Repare que em Itália muitos homens da Igreja, sacerdotes e cardeais, colocaram um travão.
Isto não é apenas uma emergência. É uma mudança epocal. E a nossa resposta não pode ser apenas prática, organizativa. É preciso uma mudança cultural, de mentalidade. Somos chamados a conviver com o sofrimento dos outros. Somos chamados à conversão.
Numa entrervista ao Corriere, há três anos e meio, o senhor disse que não existem «políticos de Comunhão e Libertação», e que CL tinha estar atento para evitar ser usado. Acha que foi conseguido?
Acho que sim, apesar de se continuarem a usar por inércia algumas expressões herdadas do passado. Actualmente todos distinguem o movimento dos políticos pertencentes a CL, os quais agem - e não pode ser de outra forma – com a sua responsabilidade pessoal. Esta distinção é essencial e não pode senão fazer bem a CL e aos políticos.
No entanto Comunhão e Libertação continua a ser acusado de ter construído um sistema de poder, através da Companhia das Obras. Que responde a isto?
Penso que isso é absolutamente falso. Espalhou-se, por vezes de forma calculada, uma ideia da CdO como sendo um lobby sob a batuta oculta de CL. A CdO nasce da livre iniciativa de pessoas para se ajudarem a levar por diante obras e empresas. Como qualquer actividade, é sempre uma «tentativa irónica», como dizia Dom Giussani: passível de erros. Cada um avalie se, com esta crise, os esforços para criar postos de trabalho e respostas às necessidades são alguma coisa de que arrepender-se.

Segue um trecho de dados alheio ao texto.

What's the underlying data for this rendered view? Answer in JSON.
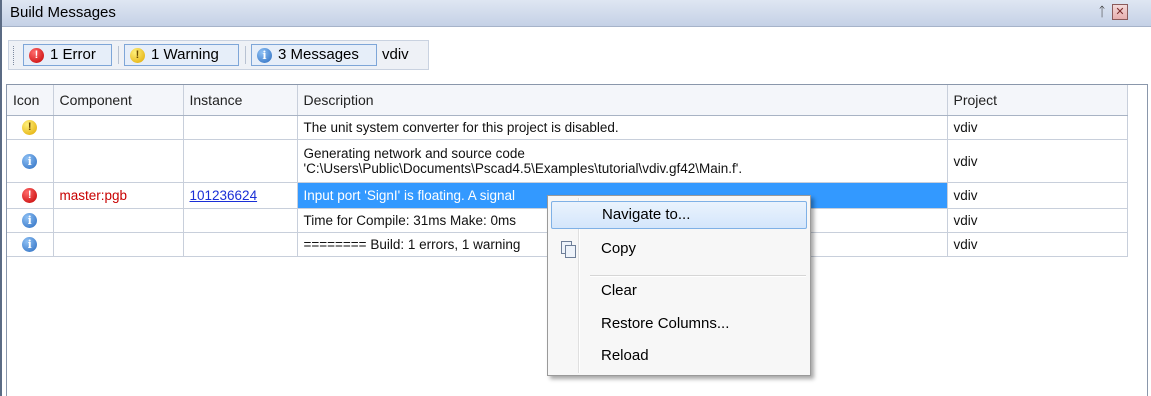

Que recordação tem de Dom Giussani?
A minha recordação é de uma pessoa transbordante de paixão por Cristo e pelos homens. Por isso dedicou toda a sua existência a mostrar que a fé cristã pode oferecer um contributo significativo à vida de todos no contexto actual, onde não é fácil encontrar pontos de referência para nos orientarmos. Sinto uma gratidão indizível por ter tido a graça de o conhecer; isto determinou na minha vida uma reviravolta sem comparação.
Qual é a sua herança?
Uma consciência do cristianismo como acontecimento de vida, que o tornou novamente interessante para milhares de pessoas no mundo inteiro; uma ideia de educação como introdução à realidade até ao seu significado, à altura da emergência educativa; uma insistência no testemunho para mostrar a pertinência da fé às exigências da vida; uma abertura a tudo o que de verdadeiro, de belo e de bom existe em cada um; um respeito e uma valorização da liberdade da pessoa. Espero não desperdiçar a graça recebida.